Did you see that MLB has now given the Florida Marlins an ultimatum that by June 9 they must have their stadium financing in order? What MLB didn't to do was list any consequences for failure to meet this deadline. What could happen to the Marlins if they don't have a workable plan by June 9? A move to Las Vegas? Who knows. Personally, I think MLB is waiting to see what happens with the Twins. The options open up with both the Marlins and the Twins unable to secure stadium deals. The current MLB collective bargaining agreement (CBA) ends December 2006. After that, contraction becomes an option again. I can't believe MLB would try something like this again, but they've done some really stupid things before (like try contraction). Let's just pray that the Twins and Hennepin County can get the job done.

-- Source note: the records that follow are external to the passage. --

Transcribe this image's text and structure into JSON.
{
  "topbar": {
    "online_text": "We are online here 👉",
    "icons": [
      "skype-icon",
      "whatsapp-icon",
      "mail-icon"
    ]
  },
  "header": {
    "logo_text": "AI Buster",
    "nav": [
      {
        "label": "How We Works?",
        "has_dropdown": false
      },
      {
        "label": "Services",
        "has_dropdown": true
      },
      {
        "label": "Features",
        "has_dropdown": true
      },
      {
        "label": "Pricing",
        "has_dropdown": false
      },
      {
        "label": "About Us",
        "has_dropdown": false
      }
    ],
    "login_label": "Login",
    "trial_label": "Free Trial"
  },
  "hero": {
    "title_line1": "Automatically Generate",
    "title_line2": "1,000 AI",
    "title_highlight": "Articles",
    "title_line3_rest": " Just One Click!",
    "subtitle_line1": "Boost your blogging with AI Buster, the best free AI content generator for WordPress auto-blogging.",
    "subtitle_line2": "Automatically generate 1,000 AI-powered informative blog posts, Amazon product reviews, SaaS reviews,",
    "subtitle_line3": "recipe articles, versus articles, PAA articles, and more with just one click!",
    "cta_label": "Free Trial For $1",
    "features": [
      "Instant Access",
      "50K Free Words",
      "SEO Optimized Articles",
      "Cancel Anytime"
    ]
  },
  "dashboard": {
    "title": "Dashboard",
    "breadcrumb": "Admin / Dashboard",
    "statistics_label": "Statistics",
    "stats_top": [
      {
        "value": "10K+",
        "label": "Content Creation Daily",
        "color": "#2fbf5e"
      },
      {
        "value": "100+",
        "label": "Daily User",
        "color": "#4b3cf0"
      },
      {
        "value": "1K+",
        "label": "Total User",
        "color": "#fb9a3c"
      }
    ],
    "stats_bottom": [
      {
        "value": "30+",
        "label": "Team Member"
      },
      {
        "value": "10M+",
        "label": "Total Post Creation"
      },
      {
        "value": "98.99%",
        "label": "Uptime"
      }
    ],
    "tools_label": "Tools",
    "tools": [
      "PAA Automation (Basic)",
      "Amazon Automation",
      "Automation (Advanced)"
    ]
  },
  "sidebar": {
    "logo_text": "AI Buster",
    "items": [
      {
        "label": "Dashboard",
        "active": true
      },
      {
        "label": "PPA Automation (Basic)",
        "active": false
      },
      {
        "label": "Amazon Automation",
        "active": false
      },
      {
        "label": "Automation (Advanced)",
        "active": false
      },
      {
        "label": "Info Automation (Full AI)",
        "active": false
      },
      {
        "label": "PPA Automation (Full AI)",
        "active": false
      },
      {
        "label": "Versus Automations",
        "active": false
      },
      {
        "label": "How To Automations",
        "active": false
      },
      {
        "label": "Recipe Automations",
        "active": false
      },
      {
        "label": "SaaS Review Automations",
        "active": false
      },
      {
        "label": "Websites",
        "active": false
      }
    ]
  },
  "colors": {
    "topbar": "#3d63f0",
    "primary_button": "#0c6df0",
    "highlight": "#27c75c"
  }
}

Gotta go for now. See you soon.
Posted by snackeru at May 20, 2005 8:55 AM | Stadiums
Granted most of my contacts and sources are on the St. paul side of the river, but I am not hearing good odds of the Hennipen County plan getting through, let alone getting through without a referendum. I, like you, was cautously optomistic when the plan started through the Capitol, but now I am pretty doubtful. The opposition has made a pretty good argument against the sales tax without a referendum. The comparisons to the Guthrie, light rail, etc... are like apples to oranges since that was state money and this is a county tax levy that needs to be approved by the voters according to the state constitution. The other side has really driven this home and I am talking to more and more people (stadium supporters) that see something shady. I am not sure how things would work in St. Paul with a bar and restaurant tax not going through a referendum like Kelly was proposing. Maybe that is not in the city charter and can be bypassed.
Anyway, I don't hold out too much hope. I will be calling My rep, Paymar, after reading your reports. I would like to know what his deal is and why he can't suck it up and vote when called.